Please help us change children’s lives by signing this petition.

Drug use, addiction, and neuroqueering

I have extensively explored my Autistic relationship with addiction thus far. I have considered and lamented the inappropriate treatment services, the suffering, and rejoiced in the moment that I came out the other side. I have listed numerous reasons that contributed to my active addiction, but what I have not done is really drive home the core point of why I kept coming back to drugs. I need you to know what gave me that drive to persevere with something that could have very well cost me my life.

I was undiagnosed Autistic for the first 26 years and 7 months of my life. I know that many, if not most of you, will understand the isolation and alienation that comes with such an existence. It seemed as though everywhere I turned, I was met with condemnation and assertions of my inadequacy. It extended far beyond bullying. It was more than abuse. The world taught me that who I was, the very essence of me, was only as valuable as my ability to assimilate into the culture of my local environments.

I had never wished to enter into the culture of normality. I felt that my lack of desire to fit in reduced me to a non-person. In a world where I could be anything, I would give anything to not be me. My fluid identity was more akin to vapour at this point than it was to any tangible form. Society constructs our sense of Self through our interactions with the environment. My environment rejected me like a gangrenous limb.
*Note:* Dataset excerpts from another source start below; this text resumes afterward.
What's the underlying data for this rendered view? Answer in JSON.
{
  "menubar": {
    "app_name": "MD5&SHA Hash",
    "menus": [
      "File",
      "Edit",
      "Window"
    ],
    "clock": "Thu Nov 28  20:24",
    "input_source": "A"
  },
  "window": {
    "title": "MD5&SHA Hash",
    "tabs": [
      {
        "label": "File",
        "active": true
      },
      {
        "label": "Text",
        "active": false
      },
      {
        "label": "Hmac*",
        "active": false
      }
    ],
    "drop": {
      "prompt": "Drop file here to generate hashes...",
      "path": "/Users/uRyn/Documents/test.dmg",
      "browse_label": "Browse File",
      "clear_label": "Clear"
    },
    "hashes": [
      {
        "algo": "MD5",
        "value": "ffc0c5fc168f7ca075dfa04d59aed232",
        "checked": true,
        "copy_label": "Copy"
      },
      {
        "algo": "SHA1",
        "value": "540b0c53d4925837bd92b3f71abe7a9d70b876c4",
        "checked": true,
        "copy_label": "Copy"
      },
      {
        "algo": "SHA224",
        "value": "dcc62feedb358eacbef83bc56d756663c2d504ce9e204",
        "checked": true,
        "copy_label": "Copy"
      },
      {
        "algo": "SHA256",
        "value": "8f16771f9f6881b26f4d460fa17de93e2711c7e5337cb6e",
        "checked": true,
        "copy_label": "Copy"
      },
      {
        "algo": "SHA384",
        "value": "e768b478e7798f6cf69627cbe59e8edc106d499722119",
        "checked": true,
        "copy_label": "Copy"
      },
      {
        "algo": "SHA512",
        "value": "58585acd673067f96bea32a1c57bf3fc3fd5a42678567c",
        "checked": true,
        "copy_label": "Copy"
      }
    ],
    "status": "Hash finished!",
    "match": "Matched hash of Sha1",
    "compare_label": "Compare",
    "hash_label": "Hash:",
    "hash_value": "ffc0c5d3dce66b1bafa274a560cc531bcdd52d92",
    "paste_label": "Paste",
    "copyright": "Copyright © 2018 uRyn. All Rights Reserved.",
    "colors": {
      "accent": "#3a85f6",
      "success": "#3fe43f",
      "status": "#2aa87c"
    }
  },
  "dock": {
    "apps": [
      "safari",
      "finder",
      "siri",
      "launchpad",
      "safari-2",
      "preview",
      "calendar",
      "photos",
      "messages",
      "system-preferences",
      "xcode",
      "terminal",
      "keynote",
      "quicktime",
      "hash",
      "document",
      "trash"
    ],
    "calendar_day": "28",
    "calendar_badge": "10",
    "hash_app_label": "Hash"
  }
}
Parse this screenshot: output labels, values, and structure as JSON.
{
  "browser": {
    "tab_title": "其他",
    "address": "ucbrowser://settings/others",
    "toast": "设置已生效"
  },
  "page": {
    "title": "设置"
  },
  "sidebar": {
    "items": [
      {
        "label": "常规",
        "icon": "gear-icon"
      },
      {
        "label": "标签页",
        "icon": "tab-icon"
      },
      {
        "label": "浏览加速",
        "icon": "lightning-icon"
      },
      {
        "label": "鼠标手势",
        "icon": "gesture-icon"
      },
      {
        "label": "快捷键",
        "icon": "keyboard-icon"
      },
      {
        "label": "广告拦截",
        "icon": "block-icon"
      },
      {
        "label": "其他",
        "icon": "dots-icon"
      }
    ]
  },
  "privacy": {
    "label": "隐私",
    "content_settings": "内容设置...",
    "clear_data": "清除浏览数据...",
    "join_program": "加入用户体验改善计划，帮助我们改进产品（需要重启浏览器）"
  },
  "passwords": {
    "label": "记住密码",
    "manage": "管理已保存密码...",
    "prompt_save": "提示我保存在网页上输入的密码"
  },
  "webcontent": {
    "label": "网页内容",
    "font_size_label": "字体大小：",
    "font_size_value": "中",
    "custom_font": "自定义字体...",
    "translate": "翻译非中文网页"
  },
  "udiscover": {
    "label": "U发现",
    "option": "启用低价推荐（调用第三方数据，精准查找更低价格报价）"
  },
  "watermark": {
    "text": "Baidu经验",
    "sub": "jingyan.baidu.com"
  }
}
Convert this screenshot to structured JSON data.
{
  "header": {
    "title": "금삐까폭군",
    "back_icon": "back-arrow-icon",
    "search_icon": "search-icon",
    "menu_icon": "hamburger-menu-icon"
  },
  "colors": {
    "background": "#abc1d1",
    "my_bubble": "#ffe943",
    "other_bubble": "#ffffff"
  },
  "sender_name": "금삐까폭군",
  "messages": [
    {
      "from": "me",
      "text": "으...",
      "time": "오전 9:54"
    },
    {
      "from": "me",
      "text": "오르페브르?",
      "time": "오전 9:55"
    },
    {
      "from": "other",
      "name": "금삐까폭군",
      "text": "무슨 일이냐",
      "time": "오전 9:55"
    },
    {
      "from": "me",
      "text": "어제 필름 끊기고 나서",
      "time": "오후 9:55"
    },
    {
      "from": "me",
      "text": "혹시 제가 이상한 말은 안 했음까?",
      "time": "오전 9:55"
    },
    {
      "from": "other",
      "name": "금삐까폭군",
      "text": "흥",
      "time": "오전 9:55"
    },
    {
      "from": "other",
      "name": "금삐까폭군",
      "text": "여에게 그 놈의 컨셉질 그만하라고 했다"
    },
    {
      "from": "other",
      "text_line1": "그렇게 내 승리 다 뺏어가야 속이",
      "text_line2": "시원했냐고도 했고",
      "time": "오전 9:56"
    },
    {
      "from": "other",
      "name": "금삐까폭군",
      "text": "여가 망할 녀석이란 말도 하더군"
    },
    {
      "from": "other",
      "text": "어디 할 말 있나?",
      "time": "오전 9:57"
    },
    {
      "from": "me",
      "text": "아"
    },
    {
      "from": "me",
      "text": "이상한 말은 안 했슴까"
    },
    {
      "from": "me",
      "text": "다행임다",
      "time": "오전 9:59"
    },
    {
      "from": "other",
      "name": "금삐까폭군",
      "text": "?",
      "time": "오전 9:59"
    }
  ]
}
Perhaps then you can start to see where the twisted beauty of drugs seeped into my life. Not only could I alter my perception of the environment, but I could also alter the way those in my environment perceived me. Different drugs allowed me to put on and take off identities like clothes. They allowed me to explore the inner workings of my mind. I could manifest the Self in whatever way I saw fit.

Much like the sculptor trying to free the art from its marble prison, I was able to shed the constraints of human thought. Drugs allowed me to rewire my bodymind. I was no longer the necrotic manifestation of the universe, but instead the explorer. I was attempting to neuroqueer without even knowing it.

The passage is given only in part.